Canada, with a land mass slightly bigger than the United States but a population of only 37 million, is a hard country to govern. Quebec, Mr. Trudeau’s home province, is a distinct society in all but name. Ontario was once an industrial powerhouse but is struggling to emerge from rust-belt status.

The Maritime Provinces, along the Atlantic, are in long-term decline, while rising Western Canada chafes against the centripetal force of Ontario and Quebec. Mr. Trudeau’s government is weighted toward those traditionally dominant central Canadian provinces, even if it doesn’t think of itself in those terms.

The result is the kind of brokerage politics that manages some people’s resentments while dissatisfying many others. Take climate change or, specifically, the balance between energy production — the West’s mainstay — and environmental protection.

Amid weak global energy prices and weak private-sector investment, the government bought a pipeline and pipeline expansion project to ship Alberta oil to the Pacific coast and on to Asia, where markets are better for producers than in the United States. But this has won few plaudits in the oil patch, which contends that the government’s environmental sensitivity caused the uncertainty that made nationalization necessary.
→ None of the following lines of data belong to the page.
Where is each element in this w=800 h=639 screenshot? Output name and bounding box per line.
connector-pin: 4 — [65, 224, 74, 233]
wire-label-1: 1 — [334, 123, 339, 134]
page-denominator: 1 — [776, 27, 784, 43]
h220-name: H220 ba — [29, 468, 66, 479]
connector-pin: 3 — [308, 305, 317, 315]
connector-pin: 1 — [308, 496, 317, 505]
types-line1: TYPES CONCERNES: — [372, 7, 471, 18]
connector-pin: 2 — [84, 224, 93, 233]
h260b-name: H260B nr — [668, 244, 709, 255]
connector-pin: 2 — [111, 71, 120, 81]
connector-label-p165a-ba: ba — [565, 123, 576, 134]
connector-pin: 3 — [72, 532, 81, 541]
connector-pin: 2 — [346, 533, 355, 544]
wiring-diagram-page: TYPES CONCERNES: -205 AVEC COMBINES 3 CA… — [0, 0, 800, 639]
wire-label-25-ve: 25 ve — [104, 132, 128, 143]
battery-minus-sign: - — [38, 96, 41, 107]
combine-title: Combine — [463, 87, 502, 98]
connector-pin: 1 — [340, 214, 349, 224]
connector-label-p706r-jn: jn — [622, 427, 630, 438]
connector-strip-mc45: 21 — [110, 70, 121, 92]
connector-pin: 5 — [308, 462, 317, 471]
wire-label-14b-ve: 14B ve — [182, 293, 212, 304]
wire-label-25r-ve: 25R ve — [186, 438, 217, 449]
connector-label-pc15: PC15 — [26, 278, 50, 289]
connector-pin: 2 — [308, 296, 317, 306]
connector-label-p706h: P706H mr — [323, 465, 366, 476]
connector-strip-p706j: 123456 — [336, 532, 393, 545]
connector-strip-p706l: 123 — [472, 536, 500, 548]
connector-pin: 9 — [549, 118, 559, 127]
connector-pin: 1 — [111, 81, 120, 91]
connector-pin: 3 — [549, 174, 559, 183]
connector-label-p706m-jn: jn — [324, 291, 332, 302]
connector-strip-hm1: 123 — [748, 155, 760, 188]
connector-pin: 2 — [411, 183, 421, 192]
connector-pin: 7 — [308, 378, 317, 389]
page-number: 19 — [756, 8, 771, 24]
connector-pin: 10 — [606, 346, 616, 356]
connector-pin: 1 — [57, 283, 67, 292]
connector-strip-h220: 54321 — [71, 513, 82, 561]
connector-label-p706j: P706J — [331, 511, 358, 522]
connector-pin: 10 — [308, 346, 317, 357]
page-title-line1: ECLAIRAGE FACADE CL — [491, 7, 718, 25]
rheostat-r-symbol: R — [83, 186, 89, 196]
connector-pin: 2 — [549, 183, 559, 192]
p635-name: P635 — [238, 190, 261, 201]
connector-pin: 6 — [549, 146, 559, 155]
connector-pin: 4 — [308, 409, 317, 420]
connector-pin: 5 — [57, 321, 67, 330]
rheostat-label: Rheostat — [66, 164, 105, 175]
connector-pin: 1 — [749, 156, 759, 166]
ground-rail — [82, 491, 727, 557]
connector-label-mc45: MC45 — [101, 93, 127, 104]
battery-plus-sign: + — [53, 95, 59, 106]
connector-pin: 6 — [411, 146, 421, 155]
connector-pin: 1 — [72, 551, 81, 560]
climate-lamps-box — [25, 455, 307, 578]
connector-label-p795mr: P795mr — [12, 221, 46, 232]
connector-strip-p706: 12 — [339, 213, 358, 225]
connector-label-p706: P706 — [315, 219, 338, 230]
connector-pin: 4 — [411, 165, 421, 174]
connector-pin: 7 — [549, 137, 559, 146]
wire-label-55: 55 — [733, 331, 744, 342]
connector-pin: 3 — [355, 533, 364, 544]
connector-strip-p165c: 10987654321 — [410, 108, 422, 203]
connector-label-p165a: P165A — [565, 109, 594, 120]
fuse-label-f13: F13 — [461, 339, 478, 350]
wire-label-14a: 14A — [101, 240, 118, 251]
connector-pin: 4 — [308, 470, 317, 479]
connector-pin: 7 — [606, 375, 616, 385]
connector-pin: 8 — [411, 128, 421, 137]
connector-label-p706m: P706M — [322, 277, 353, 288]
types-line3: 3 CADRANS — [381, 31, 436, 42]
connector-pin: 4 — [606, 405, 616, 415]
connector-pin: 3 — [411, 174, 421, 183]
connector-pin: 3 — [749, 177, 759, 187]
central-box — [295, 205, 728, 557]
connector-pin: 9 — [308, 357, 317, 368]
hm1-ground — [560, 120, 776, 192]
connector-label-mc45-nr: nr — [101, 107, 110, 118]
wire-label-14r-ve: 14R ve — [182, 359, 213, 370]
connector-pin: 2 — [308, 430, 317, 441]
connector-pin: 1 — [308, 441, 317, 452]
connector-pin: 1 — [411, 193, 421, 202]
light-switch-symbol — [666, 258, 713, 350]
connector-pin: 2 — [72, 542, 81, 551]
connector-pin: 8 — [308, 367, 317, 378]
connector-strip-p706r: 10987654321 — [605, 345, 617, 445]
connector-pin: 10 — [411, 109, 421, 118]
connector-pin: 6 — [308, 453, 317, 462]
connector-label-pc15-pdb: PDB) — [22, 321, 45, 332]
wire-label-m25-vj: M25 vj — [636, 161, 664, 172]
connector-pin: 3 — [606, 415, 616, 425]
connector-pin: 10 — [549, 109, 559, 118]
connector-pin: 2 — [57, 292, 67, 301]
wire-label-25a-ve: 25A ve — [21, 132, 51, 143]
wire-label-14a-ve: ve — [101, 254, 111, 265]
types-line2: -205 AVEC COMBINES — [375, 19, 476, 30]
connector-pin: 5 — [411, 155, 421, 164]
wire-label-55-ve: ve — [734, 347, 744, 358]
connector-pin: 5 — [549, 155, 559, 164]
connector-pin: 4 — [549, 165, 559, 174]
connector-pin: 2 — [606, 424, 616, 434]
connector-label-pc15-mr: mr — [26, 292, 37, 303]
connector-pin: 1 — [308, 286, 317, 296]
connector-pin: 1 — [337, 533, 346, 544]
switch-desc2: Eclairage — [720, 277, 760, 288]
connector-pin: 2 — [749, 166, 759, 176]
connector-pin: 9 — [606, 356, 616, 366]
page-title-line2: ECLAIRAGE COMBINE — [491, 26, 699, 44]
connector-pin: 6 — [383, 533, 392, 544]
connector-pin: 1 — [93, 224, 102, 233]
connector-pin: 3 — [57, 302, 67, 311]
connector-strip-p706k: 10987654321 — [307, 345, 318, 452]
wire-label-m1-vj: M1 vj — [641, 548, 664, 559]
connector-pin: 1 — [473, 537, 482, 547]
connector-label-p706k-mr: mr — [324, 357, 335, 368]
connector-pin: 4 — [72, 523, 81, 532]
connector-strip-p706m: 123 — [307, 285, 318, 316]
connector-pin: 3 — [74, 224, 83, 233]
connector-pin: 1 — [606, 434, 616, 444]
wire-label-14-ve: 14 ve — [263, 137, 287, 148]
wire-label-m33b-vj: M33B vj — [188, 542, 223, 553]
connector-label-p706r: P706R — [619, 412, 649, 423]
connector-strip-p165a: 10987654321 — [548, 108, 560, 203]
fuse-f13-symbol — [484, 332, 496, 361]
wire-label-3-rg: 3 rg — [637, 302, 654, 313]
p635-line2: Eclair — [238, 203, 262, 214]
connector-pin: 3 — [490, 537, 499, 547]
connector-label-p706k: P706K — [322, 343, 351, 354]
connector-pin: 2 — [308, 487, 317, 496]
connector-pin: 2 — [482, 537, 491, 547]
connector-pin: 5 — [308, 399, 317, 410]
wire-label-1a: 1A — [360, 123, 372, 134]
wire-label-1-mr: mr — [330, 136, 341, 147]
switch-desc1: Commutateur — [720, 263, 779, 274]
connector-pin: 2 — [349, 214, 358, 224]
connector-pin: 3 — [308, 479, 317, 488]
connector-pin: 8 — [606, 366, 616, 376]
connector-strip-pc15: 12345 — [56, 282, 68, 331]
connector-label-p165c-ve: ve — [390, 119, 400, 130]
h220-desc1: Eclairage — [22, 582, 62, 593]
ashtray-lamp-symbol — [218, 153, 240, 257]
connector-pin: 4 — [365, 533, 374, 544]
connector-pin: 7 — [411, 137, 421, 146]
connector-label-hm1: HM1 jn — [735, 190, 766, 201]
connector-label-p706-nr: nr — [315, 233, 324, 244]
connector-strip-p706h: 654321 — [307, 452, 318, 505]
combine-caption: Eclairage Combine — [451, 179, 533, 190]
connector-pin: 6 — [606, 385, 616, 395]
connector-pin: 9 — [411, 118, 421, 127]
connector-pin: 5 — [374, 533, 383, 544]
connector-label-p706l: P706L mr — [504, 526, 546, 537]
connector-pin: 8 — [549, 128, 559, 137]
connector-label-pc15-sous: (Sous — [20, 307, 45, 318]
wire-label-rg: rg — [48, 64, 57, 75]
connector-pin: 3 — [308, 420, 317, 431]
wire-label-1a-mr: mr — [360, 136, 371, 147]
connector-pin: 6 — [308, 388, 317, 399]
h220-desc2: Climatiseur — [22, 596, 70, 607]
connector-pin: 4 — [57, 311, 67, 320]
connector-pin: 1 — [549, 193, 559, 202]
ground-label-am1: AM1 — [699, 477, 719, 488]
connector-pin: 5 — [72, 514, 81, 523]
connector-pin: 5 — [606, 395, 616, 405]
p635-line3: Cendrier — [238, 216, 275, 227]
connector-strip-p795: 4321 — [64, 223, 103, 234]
Mr. Trudeau has tried to assuage his more liberal base of his environmental bona fides by committing Canada to the Paris climate accords, but they complain that his ensuing carbon tax is set too low to make a difference, even as conservative provincial governments are challenging the very idea of the tax in court on the ground that it treads on provincial jurisdiction. This imbroglio may well cost Mr. Trudeau some of the few seats he holds in Western Canada, to the benefit of his Conservative opponents.

Canadian elections still turn on Quebec, where Mr. Trudeau appears dominant, and especially Ontario, where Mr. Trudeau is at the very least competitive with the Conservatives. But even there, Mr. Trudeau may be weakened by the left. The Green Party has made inroads with the sort of liberal urban voters who should be part of his base.

Mr. Trudeau’s inability to translate his global glamour into electoral excitement at home, combined with his failure to solve the riddle of Canadian politics, means that for all his success in office, he is unlikely to win outright on Election Day. Instead, he will probably end up bargaining with opponents to keep power.

That’s what Pierre Trudeau did in 1972 to survive. Two years later, he won the first of two more majority governments, ruling for nine of the next 10 years. Justin Trudeau knows that history too.

Drew Fagan is a professor at the Munk School of Global Affairs and Public Policy at the University of Toronto.